Hazel goes back to the previous clip. The woman waits some more and then her mouth starts moving.

She speaks enthusiastically for fifteen seconds or so and hands Nainai a piece of paper.

Hazel can’t gauge an unseen Nainai’s reaction.

The woman starts talking again, this time pointing to the camera.

As she listens to Nainai’s reply, her face is alive with interest. She then waves at Nainai and leaves, driving off in a small SUV.

The woman looks vaguely familiar, but Hazel can’t think where she might have met such a person, with a thick head of platinum blonde hair.

The next clip again comes from inside the house and shows Nainai going back into the kitchen, now holding a piece of paper—the one she received from the woman?

Hazel has a vague recollection of such a piece of paper on the formal dining table that is hardly ever used. It was about a fundraiser of some kind.

She pulls out her phone and dials. “Nainai, do you remember a blonde woman who came to our door”—she double-checks the time stamp—“Monday last week and gave you a piece of paper?”

“Was that the first day you went to work? Yes, a woman came and said her son was fundraising to go on a class trip to DC next spring.”

“Do you still have the paper?” Hazel asks.

“I put it to recycle—and I don’t want to hurt my back fishing it out of the bin.

But I checked out the link and my browser might still remember it.

Hold on, let me type in GoFundMe and see if it brings anything up.

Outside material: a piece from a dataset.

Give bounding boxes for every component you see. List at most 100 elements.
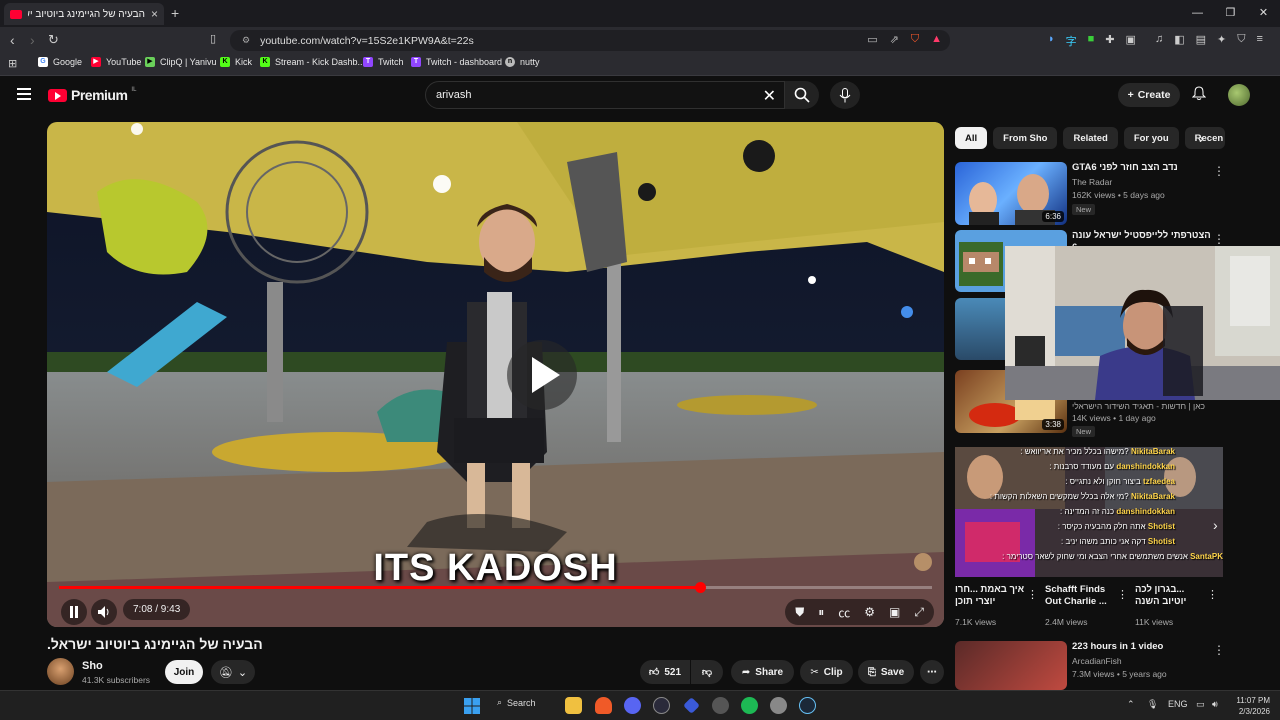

Yep. Johan Schweiger is the kid’s name, and only one person donated twenty dollars.

That was the reason I threw away the paper.

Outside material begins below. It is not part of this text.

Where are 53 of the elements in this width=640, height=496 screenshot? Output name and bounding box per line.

If the kid won’t hustle for his own funds, and the mom can’t get people to donate, then I’m not going to bother either. ”

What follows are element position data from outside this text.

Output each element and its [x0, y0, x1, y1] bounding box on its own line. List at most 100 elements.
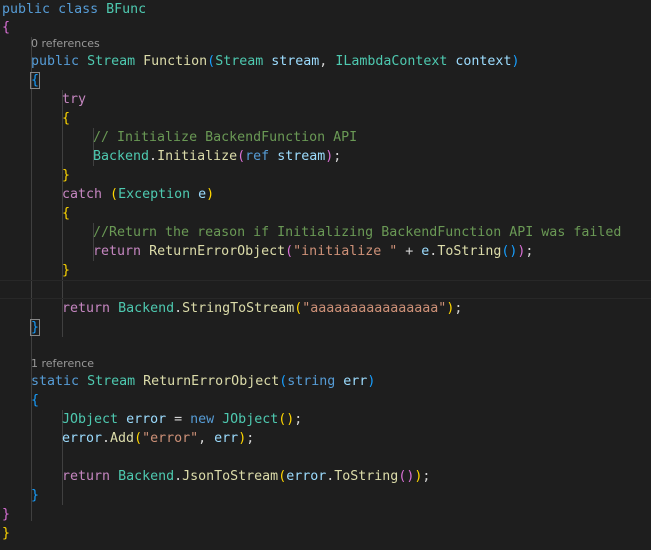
code-token: error [286, 469, 327, 484]
code-token: Initialize [157, 149, 238, 164]
current-line-highlight [0, 280, 651, 299]
code-token: ; [454, 301, 463, 316]
code-token: ( [237, 149, 246, 164]
code-token: Backend [93, 149, 150, 164]
code-token: err [214, 431, 239, 446]
code-token: JObject [222, 412, 279, 427]
code-token: { [29, 72, 41, 89]
code-token: Stream [87, 374, 136, 389]
code-token: ; [246, 431, 255, 446]
code-token: catch [62, 187, 103, 202]
code-token: ; [294, 412, 303, 427]
code-line[interactable]: { [2, 18, 10, 37]
code-token: "aaaaaaaaaaaaaaaa" [302, 301, 447, 316]
code-token: static [31, 374, 80, 389]
code-token: } [62, 168, 71, 183]
code-token: . [174, 301, 183, 316]
code-token: Function [143, 54, 208, 69]
code-token: ) [367, 374, 376, 389]
code-token: } [31, 488, 40, 503]
code-token: } [2, 507, 11, 522]
code-line[interactable]: catch (Exception e) [62, 185, 214, 204]
code-token: () [398, 469, 415, 484]
code-token: . [102, 431, 111, 446]
code-line[interactable]: public class BFunc [2, 0, 146, 19]
code-token: Add [110, 431, 135, 446]
code-line[interactable]: JObject error = new JObject(); [62, 410, 302, 429]
code-token: return [62, 469, 111, 484]
code-token: public [2, 2, 51, 17]
code-token: Stream [215, 54, 264, 69]
code-line[interactable]: try [62, 90, 86, 109]
code-line[interactable]: // Initialize BackendFunction API [93, 128, 357, 147]
code-line[interactable]: Backend.Initialize(ref stream); [93, 147, 341, 166]
code-token: error [126, 412, 167, 427]
code-line[interactable]: return Backend.JsonToStream(error.ToStri… [62, 467, 430, 486]
code-token: stream [277, 149, 326, 164]
code-token: } [62, 263, 71, 278]
code-line[interactable]: { [31, 391, 39, 410]
code-token: + [397, 244, 422, 259]
code-token: class [58, 2, 99, 17]
code-token: { [62, 206, 71, 221]
code-token: ToString [334, 469, 399, 484]
codelens-references[interactable]: 1 reference [31, 356, 94, 372]
code-token: ToString [437, 244, 502, 259]
code-token: ( [134, 431, 143, 446]
code-token: } [29, 319, 41, 336]
code-token: Stream [87, 54, 136, 69]
code-editor[interactable]: public class BFunc{0 references public St… [0, 0, 651, 550]
code-token: context [455, 54, 512, 69]
code-line[interactable]: static Stream ReturnErrorObject(string e… [31, 372, 375, 391]
code-line[interactable]: { [29, 71, 41, 90]
code-token: ( [285, 244, 294, 259]
code-token: ( [207, 54, 216, 69]
code-token: , [198, 431, 215, 446]
code-token: ) [511, 54, 520, 69]
code-token: return [93, 244, 142, 259]
code-token: ) [206, 187, 215, 202]
code-token: e [198, 187, 207, 202]
code-line[interactable]: return Backend.StringToStream("aaaaaaaaa… [62, 299, 462, 318]
code-line[interactable]: } [2, 505, 10, 524]
codelens-references[interactable]: 0 references [31, 36, 100, 52]
code-line[interactable]: //Return the reason if Initializing Back… [93, 223, 621, 242]
code-token: () [501, 244, 518, 259]
code-token: ; [333, 149, 342, 164]
code-token: ref [245, 149, 270, 164]
code-line[interactable]: public Stream Function(Stream stream, IL… [31, 52, 519, 71]
code-line[interactable]: } [31, 486, 39, 505]
code-line[interactable]: error.Add("error", err); [62, 429, 254, 448]
code-token: ( [110, 187, 119, 202]
code-line[interactable]: { [62, 109, 70, 128]
code-line[interactable]: } [2, 524, 10, 543]
code-token: error [62, 431, 103, 446]
code-token: JsonToStream [182, 469, 279, 484]
indent-guide [31, 37, 32, 521]
code-token: . [174, 469, 183, 484]
code-token: err [343, 374, 368, 389]
code-line[interactable]: } [62, 261, 70, 280]
code-token: return [62, 301, 111, 316]
code-line[interactable]: return ReturnErrorObject("initialize " +… [93, 242, 533, 261]
code-token: = [166, 412, 191, 427]
code-token: public [31, 54, 80, 69]
code-token: "error" [142, 431, 199, 446]
code-token: new [190, 412, 215, 427]
code-token: { [2, 20, 11, 35]
code-line[interactable]: { [62, 204, 70, 223]
code-token: ) [238, 431, 247, 446]
code-line[interactable]: } [62, 166, 70, 185]
code-line[interactable]: } [29, 318, 41, 337]
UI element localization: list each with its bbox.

Hazel asks Nainai to send her the link and hangs up, half expecting Conrad to be listening in on her conversation.

But he’s on the phone too. He hangs up, a grim look on his face.

“That was Madeleine. She said she couldn’t obtain a good match from reverse image search.

But she was able to feed the new image of the fake Tarik Ozbilgin, which is high-res enough, through a program she just got for beta testing. ”

“What does the program do?”

“Match people by eye shape alone, even if they wear cosmetic lenses that can fool biometric iris scanners.”

Hazel tenses. “And?”

“And according to her program, the fake Tarik Ozbilgin was at Game Night.”

Hazel feels like a set of train tracks, reverberating with oncoming disasters. “Can you do me a favor? I’m going to do a screen grab. Will you send it to Madeleine and ask her to also run this woman through her beta software?”